The article states that Boyer formed the world's first biotechnology company, Genentech. This is incorrect. In 1971, a full five years earlier, Cetus Corp. was established in Berkeley, Calif., by Ronald Cape, a biochemist; Peter Farley, a physician; and Don Glaser, a Nobel Laureate physicist, among others. Indeed, they started the company a year or two before publication of the exciting discovery of recombinant DNA by Stan Cohen and Paul Berg of Stanford University and Boyer of the University of California, San Francisco.
I was lucky enough to join other Cetus consultants such as Cohen and Nobel Laureate Joshua Lederberg as advisers to the company at its very start. The vision of the founders of Cetus resulted in a major industry serving the needs of patients throughout the world and revolutionizing the practice of industrial microbiology and agricultural technology.

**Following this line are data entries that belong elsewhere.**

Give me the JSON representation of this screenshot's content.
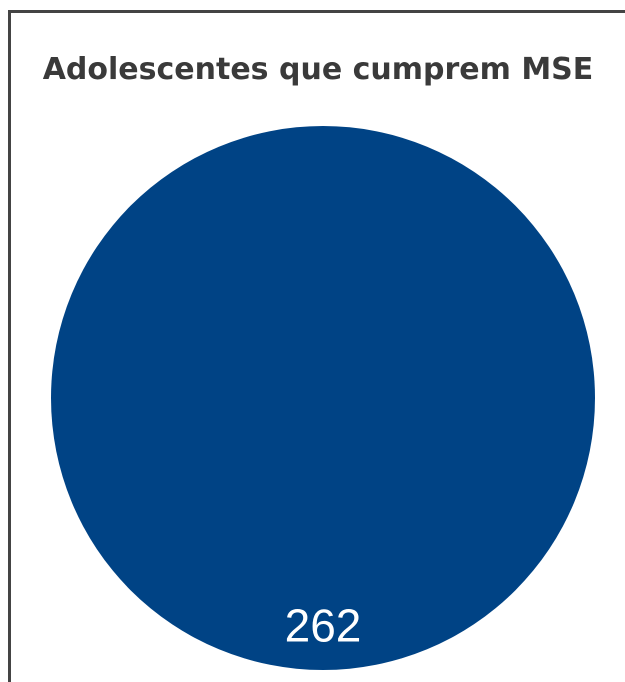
{
  "chart_data": {
    "type": "pie",
    "title": "Adolescentes que cumprem MSE",
    "categories": [
      ""
    ],
    "values": [
      262
    ],
    "data_labels": [
      "262"
    ],
    "colors": [
      "#004385"
    ],
    "legend": "none"
  }
}
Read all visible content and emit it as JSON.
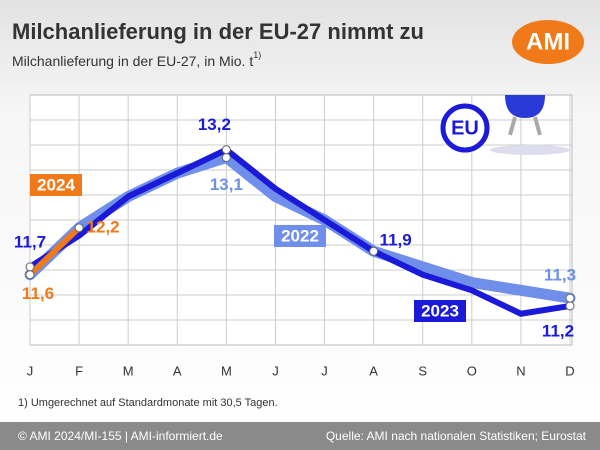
{
  "chart_data": {
    "type": "line",
    "title": "Milchanlieferung in der EU-27 nimmt zu",
    "subtitle": "Milchanlieferung in der EU-27, in Mio. t",
    "subtitle_note": "1)",
    "logo": "AMI",
    "badge": "EU",
    "categories": [
      "J",
      "F",
      "M",
      "A",
      "M",
      "J",
      "J",
      "A",
      "S",
      "O",
      "N",
      "D"
    ],
    "series": [
      {
        "name": "2022",
        "color": "#6f8fea",
        "values": [
          11.6,
          12.2,
          12.6,
          12.9,
          13.1,
          12.6,
          12.3,
          11.9,
          11.7,
          11.5,
          11.4,
          11.3
        ],
        "value_labels": [
          null,
          null,
          null,
          null,
          "13,1",
          null,
          null,
          null,
          null,
          null,
          null,
          "11,3"
        ]
      },
      {
        "name": "2023",
        "color": "#1a1ad8",
        "values": [
          11.7,
          12.1,
          12.6,
          12.9,
          13.2,
          12.7,
          12.3,
          11.9,
          11.6,
          11.4,
          11.1,
          11.2
        ],
        "value_labels": [
          "11,7",
          null,
          null,
          null,
          "13,2",
          null,
          null,
          "11,9",
          null,
          null,
          null,
          "11,2"
        ]
      },
      {
        "name": "2024",
        "color": "#f07a1a",
        "values": [
          11.6,
          12.2,
          null,
          null,
          null,
          null,
          null,
          null,
          null,
          null,
          null,
          null
        ],
        "value_labels": [
          "11,6",
          "12,2",
          null,
          null,
          null,
          null,
          null,
          null,
          null,
          null,
          null,
          null
        ]
      }
    ],
    "ylim": [
      10.7,
      13.9
    ],
    "grid": true,
    "footnote": "1) Umgerechnet auf Standardmonate mit 30,5 Tagen.",
    "footer_left": "© AMI 2024/MI-155 | AMI-informiert.de",
    "footer_right": "Quelle: AMI nach nationalen Statistiken; Eurostat"
  }
}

Although it was incorporated into Chiron Corp. in the mid-1990s, and then later into Novartis, Cetus should long be remembered as the founder of modern biotechnology and the home of the inventor of the polymerase chain reaction (PCR), a technique of enormous importance in forensic medicine and basic science. The discoverer of PCR was Kary Mullis of Cetus, who holds the first and probably the only Nobel Prize ever awarded to an employee of the biotechnology industry.